Una croce accompagnata da parole di morte. Il tutto scritto sulla porta del suo piccolo ufficio. Per Josef Dioli, sindacalista da sempre in lotta contro le cosche e il clima di illegalità che si respira all'Ortomercato, si tratta della quinta minaccia di stampo mafioso in poco meno di due anni. La prima e la più grave fu nel luglio 2007 quando ignoti incendiarono la porta della sua casa. L'estate scorsa poi c'è stata un'aggressione all'interno degli stand. Risultato: Dioli si è ritrovato i denti rotti. E ora le infami scritte di ieri, per le quali ha ricevuto la solidarietà dei consiglieri del Pd milanese Pierfrancesco Majorino e David Gentili. «Esprimiamo il nostro appoggio a Joseph Dioli - si legge nel comunicato - impegnato in una rischiosa battaglia per la legalità in Ortomercato».
Già, perché qui in molti sanno i nomi di chi porta avanti affari poco puliti, ma nessuno parla.

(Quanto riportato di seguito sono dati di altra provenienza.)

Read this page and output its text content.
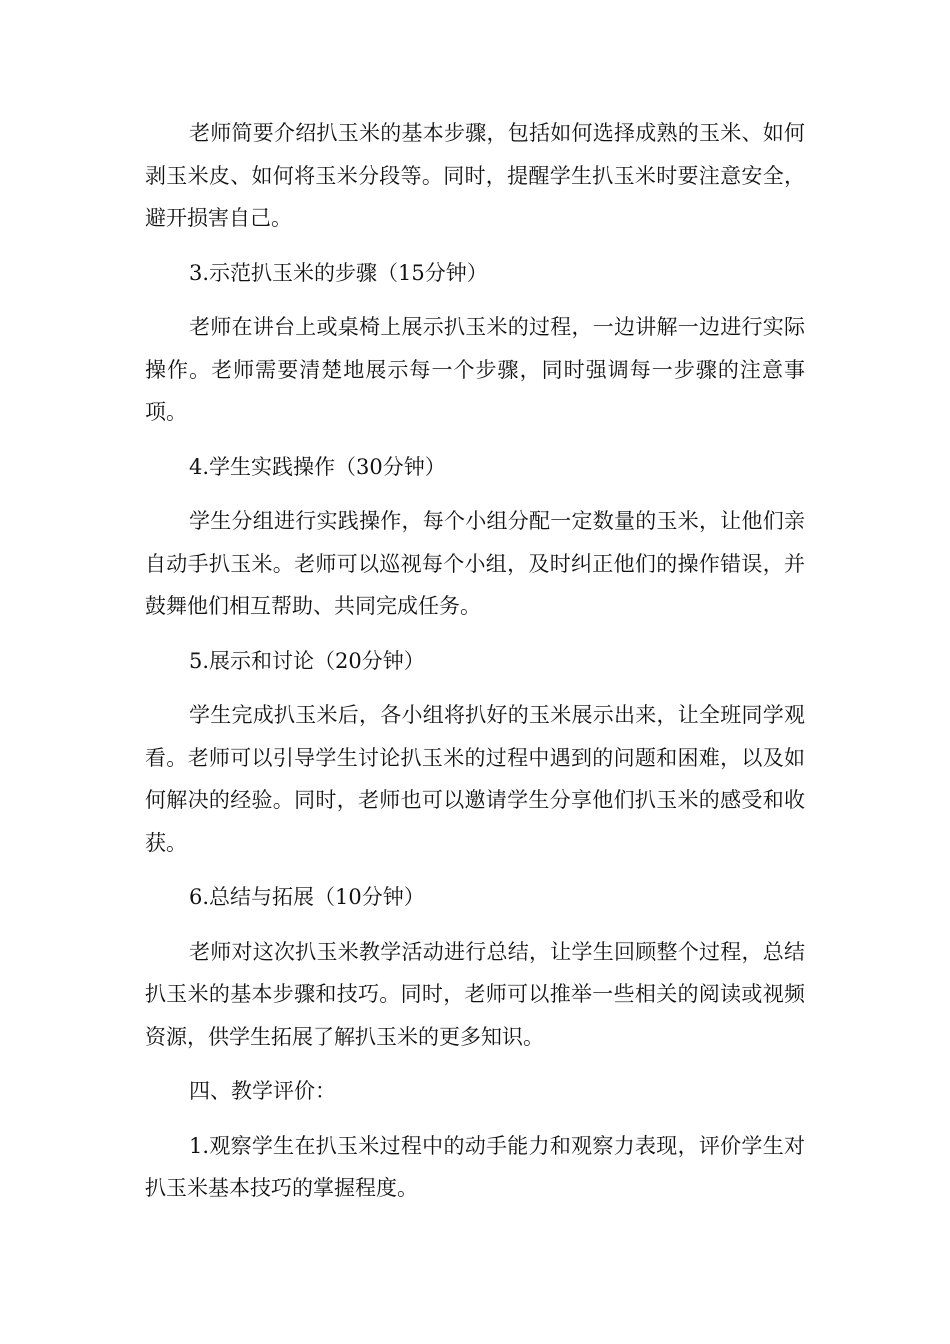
老师简要介绍扒玉米的基本步骤，包括如何选择成熟的玉米、如何剥玉米皮、如何将玉米分段等。同时，提醒学生扒玉米时要注意安全，避开损害自己。

3.示范扒玉米的步骤（15分钟）

老师在讲台上或桌椅上展示扒玉米的过程，一边讲解一边进行实际操作。老师需要清楚地展示每一个步骤，同时强调每一步骤的注意事项。

4.学生实践操作（30分钟）

学生分组进行实践操作，每个小组分配一定数量的玉米，让他们亲自动手扒玉米。老师可以巡视每个小组，及时纠正他们的操作错误，并鼓舞他们相互帮助、共同完成任务。

5.展示和讨论（20分钟）

学生完成扒玉米后，各小组将扒好的玉米展示出来，让全班同学观看。老师可以引导学生讨论扒玉米的过程中遇到的问题和困难，以及如何解决的经验。同时，老师也可以邀请学生分享他们扒玉米的感受和收获。

6.总结与拓展（10分钟）

老师对这次扒玉米教学活动进行总结，让学生回顾整个过程，总结扒玉米的基本步骤和技巧。同时，老师可以推举一些相关的阅读或视频资源，供学生拓展了解扒玉米的更多知识。

四、教学评价：

1.观察学生在扒玉米过程中的动手能力和观察力表现，评价学生对扒玉米基本技巧的掌握程度。
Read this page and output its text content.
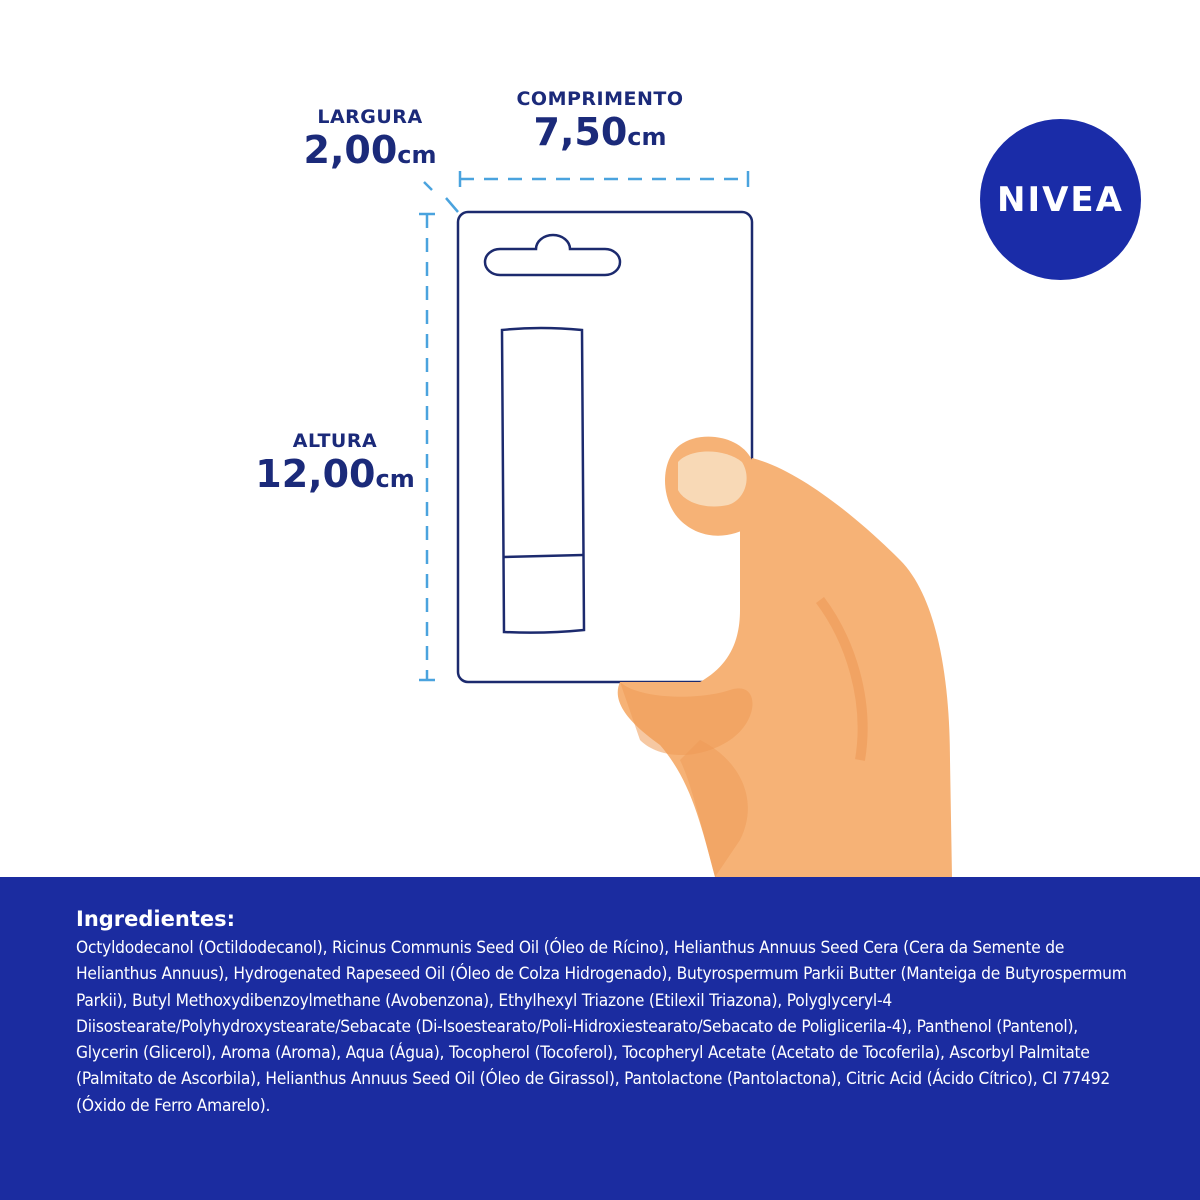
LARGURA
2,00cm
COMPRIMENTO
7,50cm
ALTURA
12,00cm
NIVEA

Ingredientes:

Octyldodecanol (Octildodecanol), Ricinus Communis Seed Oil (Óleo de Rícino), Helianthus Annuus Seed Cera (Cera da Semente de Helianthus Annuus), Hydrogenated Rapeseed Oil (Óleo de Colza Hidrogenado), Butyrospermum Parkii Butter (Manteiga de Butyrospermum Parkii), Butyl Methoxydibenzoylmethane (Avobenzona), Ethylhexyl Triazone (Etilexil Triazona), Polyglyceryl-4 Diisostearate/Polyhydroxystearate/Sebacate (Di-Isoestearato/Poli-Hidroxiestearato/Sebacato de Poliglicerila-4), Panthenol (Pantenol), Glycerin (Glicerol), Aroma (Aroma), Aqua (Água), Tocopherol (Tocoferol), Tocopheryl Acetate (Acetato de Tocoferila), Ascorbyl Palmitate (Palmitato de Ascorbila), Helianthus Annuus Seed Oil (Óleo de Girassol), Pantolactone (Pantolactona), Citric Acid (Ácido Cítrico), CI 77492 (Óxido de Ferro Amarelo).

L'unico sembra essere Dioli e dunque per tutto quello che capita la responsabilità ricade su di lui. Come avvenuto poche settimane fa, quando gli ispettori del lavoro hanno bussato agli uffici di queste cooperative. Qui all'Ortomercato si respira un clima di paura. Soprattutto ora che qualcosa sembra cambiare sul fronte della lotta al lavoro nero. Nel novembre scorso, Roberto Predolin, presidente di Sogemi, società a partecipazione pubblica che controlla l'Ortomercato, ha indetto un bando di gara per assegnare gli appalti del facchinaggio a tre imprese. Un metodo ottimo per eliminare lo sfruttamento di mano d'opera. Gli appalti così sono stati dati a tre cooperative. E a metà febbraio le cose dovrebbero andare a regime. Eppure resta un punto interrogativo costituito da tutte quelle società rimaste fuori e che minacciano, due lo hanno già fatto, ricorso al Tar. I primi verdetti sono attesi per la fine di questa settimana.
L'opera di Predolin, nominato in quota centrodestra, resta comunque meritoria. E forse anche per questo, ad oggi, la sua poltrona resta traballante. L'ipotesi più concreta è un commissariamento di Sogemi. Ma secondo alcuni invece c'è un malcontento diffuso in una fetta delle imprese milanesi, legate a frange della maggioranza comunale, che non vedono di buon occhio questa epocale riforma. Il motivo è semplice: nell'illegalità (lavoro nero e caporalato) gli imprenditori possono contare su prezzi di mano d'opera molto bassi.